I would like to highlight text in my pdf file by using PyMuPDF library. The method search_for() return the location of the searched words. the problem is this method ignore spaces. Upper / lower case.it works only for ASCII characters.
is there any solution to get the location\coordinate without using search_for()
my Code:
pattern=re.compile(r'(\[V2G2-\d{3}\])(\s{1,}\w(.+?)\. )')
for m in re.finditer(pattern,text):
macted.append(m.group())
def doHighleigh():
pdf_document = fitz.open("ISO_15.pdf")
page_num = pdf_document.page_count
for i in range(page_num):
page = pdf_document[i]
for item in macted:
search_instances = page.search_page_for(item,quad=True)
for q in search_instances:
highlight = page.add_highlight_annot(q)
#RGB(127, 255, 255)
highlight.set_colors({"stroke": (0.5, 1, 1), "fill": (0.75, 0.8, 0.95)})
highlight.update()
pdf_document.save(r"output.pdf")
it igone the sec. sentence because the spaces between the words.
Using the search method is just one way to get hold of coordinates required for highlighting. You can also use any of the page.get_text()
variants returning text coordinates. Looking at your example, the "blocks" variant may be sufficient, or a combination of "words" and "blocks" extractions.
page.get_text("blocks")
returns a list of items like (x0, y0, x1, y1, "line1\nline2\n, ...", blocknumber, blocktype)

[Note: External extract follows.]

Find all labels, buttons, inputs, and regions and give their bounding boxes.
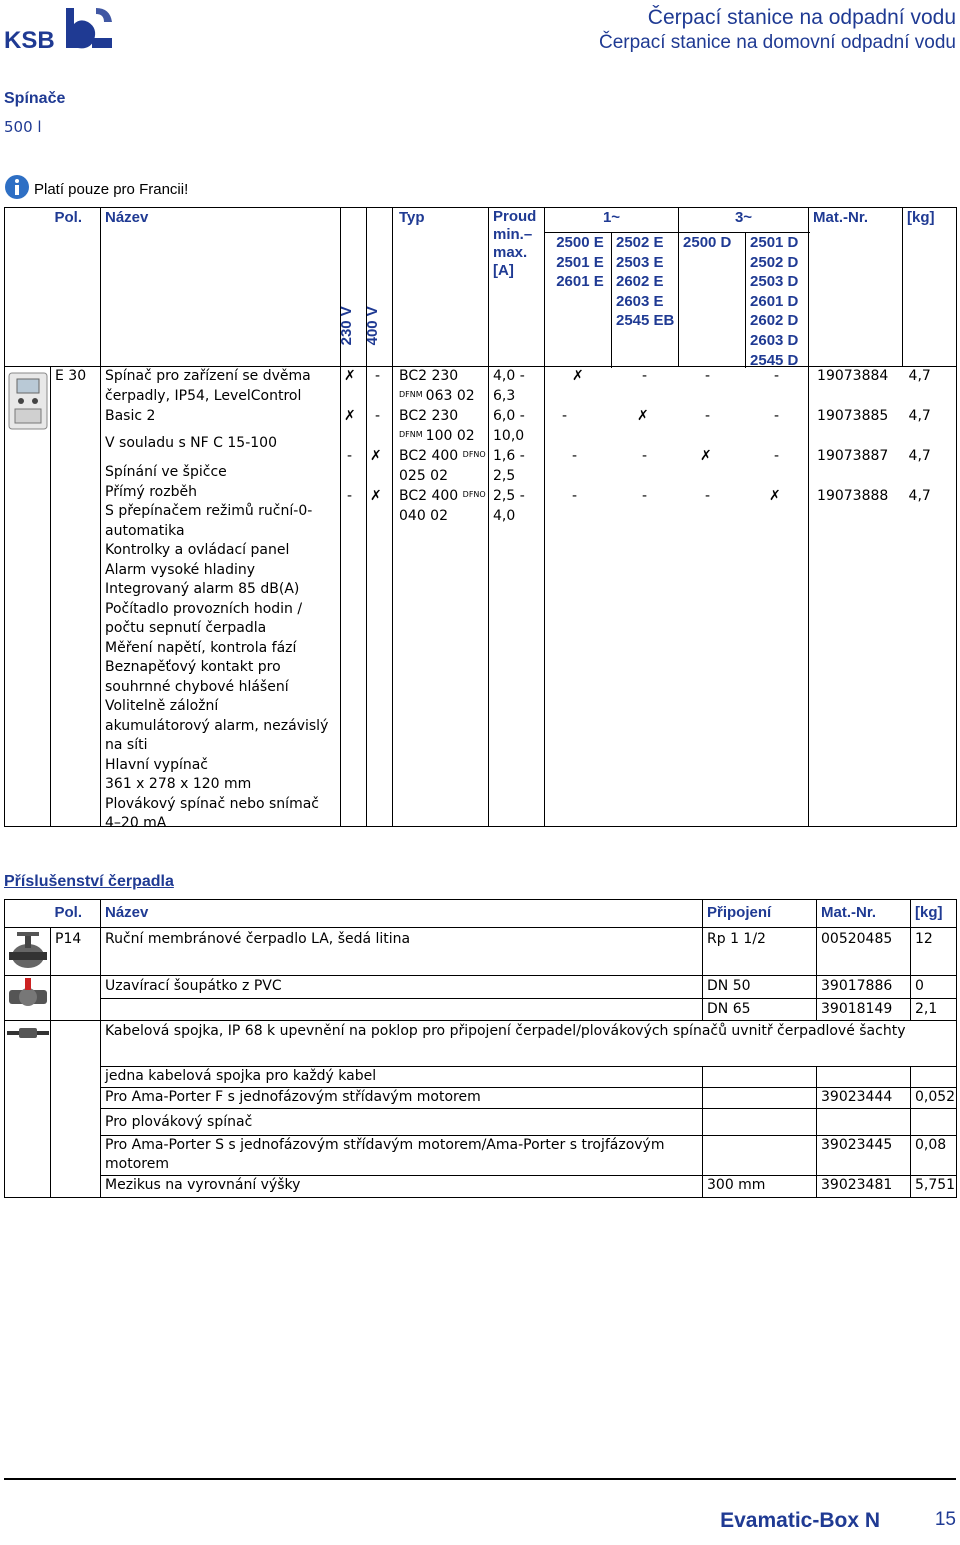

. The first 4 items in the tuple are the coordinates of the enveloping rectangle.
page.get_text("words")
You also can extract a list of words (strings containing no spaces) with similar items: (x0, y0, x1, y1, "wordstring", blocknumber, linenumber, wordnumber)
.
You could inspect the "words" for items matching the regex pattern and then highlight the respective block. Probably can even be done without regular expressions. Here is a snippet that may serve your intention:
def matches(word):
if word.startswith("[V2G2-") and word.endswith(("]", "].")):
return True
return False
def add_highlight(page, rect):
"""Highlight annots have no fill color"""
annot = page.add_highlight_annot(rect)
annot.set_colors(stroke=(0.5,1,1))
annot.update()
flags = fitz.TEXTFLAGS_TEXT # need identical flags for all extractions
for page in doc:
blocks = page.get_text("blocks", flags=flags)
words = page.get_text("words", flags=flags)
for word in words:
blockn = word[-3] # block number
if matches(word[4]):
block = blocks[blockn] # get the containing block
block_rect = fitz.Rect(block[:4])
add_highlight(page, block_rect)
So the approach used here is: check if a block contains a matching word. If so, highlight it.